Strength and limitations of deep brain stimulation
Although the participants still experienced Parkinson’s disease progression during the study, their quality of life continued to improve by an average of 14% from surgery to follow-up approximately 15 years later. Experts say this discovery illustrates the advantages and limitations of deep brain stimulation in the treatment of Parkinson’s disease.
Michael S. Okun, MD
The study also shows that deep brain stimulation is a symptomatic treatment, which means that many features of Parkinson’s disease will continue to develop, including walking, speaking, and thinking problems.
— Michael S. Okun, MD
“This study confirms [certain people] People with Parkinson’s disease may get long-term benefits from deep brain stimulation. However, the study also shows that deep brain stimulation is a symptomatic treatment, which means that many features of Parkinson’s disease will continue to develop, including walking, talking, and thinking problems,” said Michael S. Parkinson, MD, University of Florida. Chairman and Executive Director of Neurology at the Health Norman Ficksel Institute of Neurological Diseases.
In general, experts say these results help clarify what Parkinson’s disease patients most want to know when considering this treatment.
“This study answers two key questions we often get from clinical patients: How long will the effect of deep brain stimulation last? Will deep brain stimulation lose its effect over time?” Dr. Langevin said. “The authors of the study confirmed our long-term clinical observation that deep brain stimulation will maintain its benefits over time.”
It is important to note that this study is entirely focused on deep brain stimulation of the subthalamic nucleus. The therapy can also target another part of the brain, called the globus pallidus, but long-term results of deep brain stimulation in this area have not been obtained.
Is deep brain stimulation right for you?
Although deep brain stimulation has been shown to provide long-term benefits, this treatment does have some risks. According to the Parkinson Foundation, there is a 1% to 3% chance of infection, intracranial hemorrhage, stroke, or other complications due to treatment.
In addition, deep brain stimulation may be more effective for some people than others. If you have experienced Parkinson’s disease symptoms for at least five years, are struggling with the side effects of Parkinson’s disease medications, or your symptoms make it difficult for you to perform daily activities, this may be an option worth considering.
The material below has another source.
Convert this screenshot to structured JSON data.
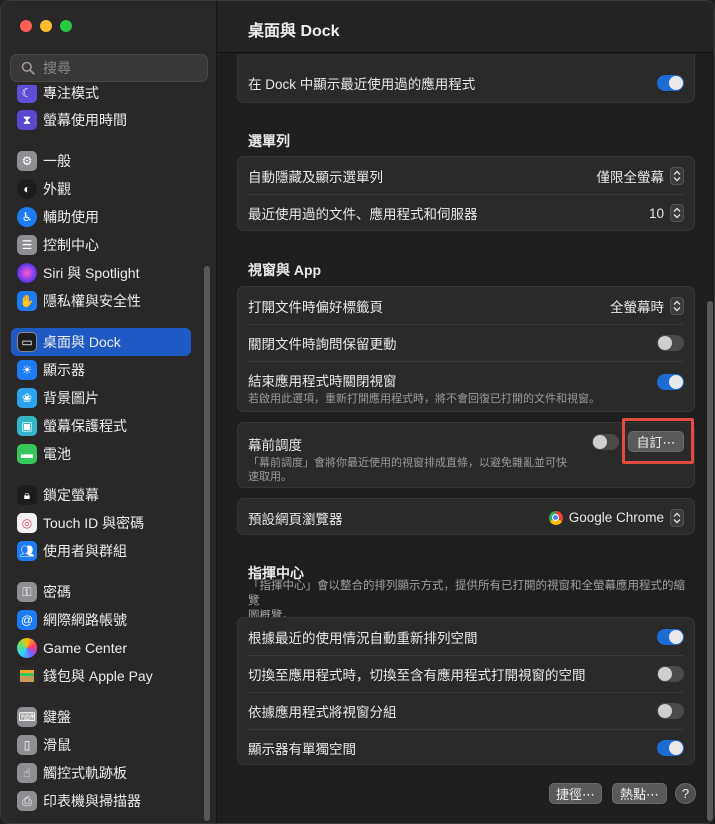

“The decision to support or oppose deep brain stimulation should be evaluated by a multidisciplinary team that can jointly construct a risk-benefit profile of the potential candidate,” explained Dr. Okun. “The team usually consists of a neurologist, a neurosurgeon, a neuropsychologist, a psychiatrist and rehabilitation specialists.”
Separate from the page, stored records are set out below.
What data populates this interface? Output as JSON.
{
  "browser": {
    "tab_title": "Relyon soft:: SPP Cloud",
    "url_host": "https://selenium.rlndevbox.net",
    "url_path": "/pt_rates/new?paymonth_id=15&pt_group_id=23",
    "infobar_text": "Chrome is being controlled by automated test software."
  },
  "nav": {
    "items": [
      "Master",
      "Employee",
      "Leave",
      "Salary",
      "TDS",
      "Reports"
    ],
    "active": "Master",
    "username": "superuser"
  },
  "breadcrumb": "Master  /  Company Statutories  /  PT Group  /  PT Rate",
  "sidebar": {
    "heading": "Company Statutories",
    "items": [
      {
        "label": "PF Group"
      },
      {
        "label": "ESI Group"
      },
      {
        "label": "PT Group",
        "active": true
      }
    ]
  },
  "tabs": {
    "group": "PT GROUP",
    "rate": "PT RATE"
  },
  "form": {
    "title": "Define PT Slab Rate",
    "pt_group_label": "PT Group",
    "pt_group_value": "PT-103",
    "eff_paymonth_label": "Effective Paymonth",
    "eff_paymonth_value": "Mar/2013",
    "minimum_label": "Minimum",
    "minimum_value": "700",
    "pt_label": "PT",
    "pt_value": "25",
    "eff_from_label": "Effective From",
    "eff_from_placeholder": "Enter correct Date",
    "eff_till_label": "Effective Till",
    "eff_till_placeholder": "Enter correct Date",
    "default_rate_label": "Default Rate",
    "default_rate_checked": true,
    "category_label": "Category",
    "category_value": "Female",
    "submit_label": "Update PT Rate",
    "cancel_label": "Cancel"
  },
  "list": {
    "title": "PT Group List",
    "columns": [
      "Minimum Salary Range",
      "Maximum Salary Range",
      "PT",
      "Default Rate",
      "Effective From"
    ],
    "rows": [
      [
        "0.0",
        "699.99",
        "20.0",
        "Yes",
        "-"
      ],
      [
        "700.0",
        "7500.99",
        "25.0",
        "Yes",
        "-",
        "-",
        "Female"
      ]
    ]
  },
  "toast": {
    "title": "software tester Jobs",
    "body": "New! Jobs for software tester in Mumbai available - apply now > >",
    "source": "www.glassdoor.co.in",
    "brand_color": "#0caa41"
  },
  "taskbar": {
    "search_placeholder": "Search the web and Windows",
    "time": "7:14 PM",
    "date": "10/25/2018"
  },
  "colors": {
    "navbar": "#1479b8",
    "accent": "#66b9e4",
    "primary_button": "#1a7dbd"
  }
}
If you have Parkinson’s disease and are interested in exploring deep brain stimulation, please consult a neurologist.
What this means to you
If you are considering deep brain stimulation as a treatment for Parkinson’s disease, you may want to know how long this treatment lasts. Now, the doctor can confidently say that these benefits will last for at least 15 years, which may help you decide to try this treatment.
Although deep brain stimulation has shown promising results for patients with Parkinson’s disease, there are also some risks. Experts say that you should work with a multidisciplinary team of medical professionals to determine whether the potential benefits of this treatment outweigh the risks involved.